Mère qui alimente, restaure et rassasie, elle est la nourricière. Cet enfant que la femme a mûri le temps de neuf mois bien ronds, lui communiquant par osmose le meilleur d'elle-même, le voici ! A peine issu d'elle dans le sang, les sanies et les douleurs, il est élevé à ses lèvres et placé au sein, blotti contre elle, au plus étroit, peau à peau, dans un cercle de silence magique : instants de plénitude. Elle respire l'odeur soûlante de cette part de son corps si proche et cependant autonome
- le cordon est définitivement tranché.

L'enfant lui tend sa bouche avide à combler, lui offre ensuite sa béatitude repue, scandée de soupirs replets, ses paupières lourdement closes, ses sourires intermittents tel un signal allumé de loin en loin, pour confirmer la présence. Petit de femme, petit de Dieu.

Viendront plus tard d'autres nourritures, plus subtiles : chansons, mots d'amour, tendres litanies enfilées comme perles. La langue humaine coulant d'amont, de bien plus haut que soi, irriguant la race, passe d'un corps à l'autre, fabuleuse. Relais. Mère et enfant goûtent le suc des vocables, les nuances et les finesses, la maîtrise du fil de la phrase, les jeux et acrobaties. Choc de mots, étincelles, révélations - éblouissements et troubles. Le dialogue s'instaure entre deux consciences, cherchant une voie dans la confusion des sensations, des sentiments, des idées. En prenant appui sur la parole offerte, la mère invite à rebondir, aller plus loin, tracer. À cheminer, tantôt de concert et tantôt solitaire. À lire et à relire sa vie aussi bien qu'à déchiffrer l'univers. Elle transmet les héritages - savoir-faire et valeurs invétérées. Oui, elle allaite à jamais. Elle assure l'amour de loin, nourrissant encore et toujours, en toute discrétion. Je suis là, dit-elle, tu le sais, même si je ne t'adresse plus de signe éclatant. Tu peux compter sur moi à la vie, à la mort.

Mathématique paradoxale : ce que je divise apparemment, ce que je donne à d'autres ne t'est pas enlevé, mais se trouve décuplé. Chaque enfant, unique, s'inscrit dans la partition familiale, et l'enrichit de sa note personnelle.

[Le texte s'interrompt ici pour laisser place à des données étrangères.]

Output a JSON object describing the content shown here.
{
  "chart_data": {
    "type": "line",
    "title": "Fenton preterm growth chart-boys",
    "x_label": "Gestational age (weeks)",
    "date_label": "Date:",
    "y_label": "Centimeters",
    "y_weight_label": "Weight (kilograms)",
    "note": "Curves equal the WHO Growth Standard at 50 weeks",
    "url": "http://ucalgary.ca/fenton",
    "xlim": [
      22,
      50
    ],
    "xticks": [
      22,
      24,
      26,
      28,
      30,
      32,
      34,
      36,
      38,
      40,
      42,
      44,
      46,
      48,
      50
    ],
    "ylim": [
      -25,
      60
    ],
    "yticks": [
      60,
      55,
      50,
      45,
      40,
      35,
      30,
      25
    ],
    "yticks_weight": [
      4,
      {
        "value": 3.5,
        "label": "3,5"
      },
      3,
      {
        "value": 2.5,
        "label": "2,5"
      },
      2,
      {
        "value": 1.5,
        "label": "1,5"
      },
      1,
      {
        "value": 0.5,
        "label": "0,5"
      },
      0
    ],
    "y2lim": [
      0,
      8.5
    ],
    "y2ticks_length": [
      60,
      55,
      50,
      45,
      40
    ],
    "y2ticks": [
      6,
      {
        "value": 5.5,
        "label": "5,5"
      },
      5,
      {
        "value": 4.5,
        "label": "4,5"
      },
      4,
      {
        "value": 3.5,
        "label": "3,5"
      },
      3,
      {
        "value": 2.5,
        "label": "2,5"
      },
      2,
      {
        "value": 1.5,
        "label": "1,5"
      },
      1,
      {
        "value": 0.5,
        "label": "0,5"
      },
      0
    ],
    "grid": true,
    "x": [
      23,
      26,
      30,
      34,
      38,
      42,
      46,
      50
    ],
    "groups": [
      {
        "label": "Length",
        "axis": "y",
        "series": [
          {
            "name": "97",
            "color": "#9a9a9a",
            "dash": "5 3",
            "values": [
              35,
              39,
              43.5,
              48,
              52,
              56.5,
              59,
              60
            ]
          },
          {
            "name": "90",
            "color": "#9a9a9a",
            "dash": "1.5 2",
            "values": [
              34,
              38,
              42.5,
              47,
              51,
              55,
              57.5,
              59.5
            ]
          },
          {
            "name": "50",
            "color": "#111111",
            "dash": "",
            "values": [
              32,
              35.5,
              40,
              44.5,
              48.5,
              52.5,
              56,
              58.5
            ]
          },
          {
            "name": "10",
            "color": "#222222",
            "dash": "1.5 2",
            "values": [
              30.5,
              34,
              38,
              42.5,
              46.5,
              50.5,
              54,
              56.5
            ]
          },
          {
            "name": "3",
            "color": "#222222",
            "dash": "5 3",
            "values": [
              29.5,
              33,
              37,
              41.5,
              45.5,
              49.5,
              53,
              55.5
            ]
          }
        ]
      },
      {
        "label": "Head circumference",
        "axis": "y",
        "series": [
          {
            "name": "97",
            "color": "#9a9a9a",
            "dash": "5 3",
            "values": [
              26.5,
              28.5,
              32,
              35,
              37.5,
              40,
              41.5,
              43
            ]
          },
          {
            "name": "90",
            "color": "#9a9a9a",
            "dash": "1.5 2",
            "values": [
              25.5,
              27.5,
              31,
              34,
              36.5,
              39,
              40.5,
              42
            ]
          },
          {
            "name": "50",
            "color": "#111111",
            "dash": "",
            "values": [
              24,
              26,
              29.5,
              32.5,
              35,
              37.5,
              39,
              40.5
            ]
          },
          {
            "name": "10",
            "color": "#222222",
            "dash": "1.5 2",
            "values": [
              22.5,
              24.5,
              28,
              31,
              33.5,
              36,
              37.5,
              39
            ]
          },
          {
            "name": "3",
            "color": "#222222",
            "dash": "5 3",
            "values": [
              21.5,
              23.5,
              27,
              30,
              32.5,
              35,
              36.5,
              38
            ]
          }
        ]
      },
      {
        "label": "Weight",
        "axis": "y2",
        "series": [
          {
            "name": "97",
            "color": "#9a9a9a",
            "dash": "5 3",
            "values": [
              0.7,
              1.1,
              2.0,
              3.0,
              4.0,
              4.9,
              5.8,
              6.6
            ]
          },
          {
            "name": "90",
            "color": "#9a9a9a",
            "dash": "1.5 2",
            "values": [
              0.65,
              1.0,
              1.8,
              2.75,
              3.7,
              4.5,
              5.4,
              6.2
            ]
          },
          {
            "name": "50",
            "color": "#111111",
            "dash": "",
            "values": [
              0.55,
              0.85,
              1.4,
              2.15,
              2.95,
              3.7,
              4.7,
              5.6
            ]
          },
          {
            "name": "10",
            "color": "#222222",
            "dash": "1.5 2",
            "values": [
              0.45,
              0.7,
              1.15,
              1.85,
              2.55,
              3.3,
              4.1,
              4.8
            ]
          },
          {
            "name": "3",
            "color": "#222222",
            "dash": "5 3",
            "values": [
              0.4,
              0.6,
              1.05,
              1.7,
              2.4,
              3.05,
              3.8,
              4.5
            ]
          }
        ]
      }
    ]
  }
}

Au noeud de cet assemblage multiple et sin=gulier naît une famille.

Mère et père. Au lieu de sacrer, de consacrer un seul sexe, qu'on célèbre l'alliance ! La force de la vision androgyne - homme et femme ensemble - est d'incarner tout à la fois les qualités jadis attribuées à l'un ou à l'autre, en vertu d'une tradition très relative, fort contestable. Mère-père. Douceur et fermeté. Chacun capable de tenir le gouvernail aussi bien que de dormir dans la cale lorsque l'autre prend le quart. D'avancer en tête et de fermer la marche. De concevoir et de réaliser. Elle élève la grosse voix comme il chante à notes claires. Elle/il dévide les comptines et repousse les ombres, il/elle gagne le pain et le distribue. Elle taille, élague, arrose, tout comme il s'assoit au jardin afin de rire à la brise, aux roses trémières balancées dans la lumière.

Ils rejettent tout écrasant matriarcat, et lui préfèrent un incessant dialogue - flux et reflux - qui n'exclut rien ni personne. Ils ne se cantonnent pas à un pôle, à un rôle, mais vont de l'un à l'autre, souplement. En toute audace.

extrait du chapitre Célébration de la Mère de Colette Nys-Mazure dans Célébrations chrétiennes (Albin Michel)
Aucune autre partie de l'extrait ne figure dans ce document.